In short, Genie Bouchard's brief career already qualifies as a mystery, and who doesn't enjoy a good mystery?
It may take Bouchard and her team a while to figure out what went wrong and why, and then to fix it. Maybe a long while. Or she could storm back in 2016 and push even Muguruza into the background. In the meantime, the veterans are doing just fine, thank you. Kvitova remains the only player born in the 90s who has won a major (she has won two, and "should" have already won more, but that's another story, and one that has been covered here with frustrating frequency).
And then you also have a case such as that of someone like Laura Robson, who probably would have fit snugly in the middle of that list of young players who included, but who has seen her career take a detour for a reason that didn't even have anything to do with pressure, talent, etc.

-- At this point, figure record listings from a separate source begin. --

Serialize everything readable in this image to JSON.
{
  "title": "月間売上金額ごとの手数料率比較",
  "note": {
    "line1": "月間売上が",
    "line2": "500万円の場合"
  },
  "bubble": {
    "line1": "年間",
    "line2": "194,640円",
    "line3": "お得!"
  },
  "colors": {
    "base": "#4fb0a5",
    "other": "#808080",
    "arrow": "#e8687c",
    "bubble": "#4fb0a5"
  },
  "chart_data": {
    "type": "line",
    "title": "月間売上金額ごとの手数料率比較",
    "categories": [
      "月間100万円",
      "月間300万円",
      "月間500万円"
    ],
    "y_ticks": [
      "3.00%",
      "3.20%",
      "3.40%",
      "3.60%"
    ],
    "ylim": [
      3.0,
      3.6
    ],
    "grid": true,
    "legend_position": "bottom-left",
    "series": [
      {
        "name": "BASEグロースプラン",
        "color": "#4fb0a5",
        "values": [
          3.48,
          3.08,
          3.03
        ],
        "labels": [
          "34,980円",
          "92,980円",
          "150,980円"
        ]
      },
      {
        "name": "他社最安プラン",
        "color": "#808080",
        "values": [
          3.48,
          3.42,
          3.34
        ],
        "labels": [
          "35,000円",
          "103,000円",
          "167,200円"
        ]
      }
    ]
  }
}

One just never knows what might happen to derail a career, or at least change it (maybe for good, maybe for worse). Crazy things sometimes happen.
See Monica Seles, to cite the craziest example of all.
I thought about Laura while I was posting this. And who knows if Dinara herself might have overcome her nerves one day? Another sad case is Tatiana Golovin, who had just started to play her best tennis--an it was very good--when illness finished off her career. I'll throw Kournikova into that mix, too. We'll never know what might have been.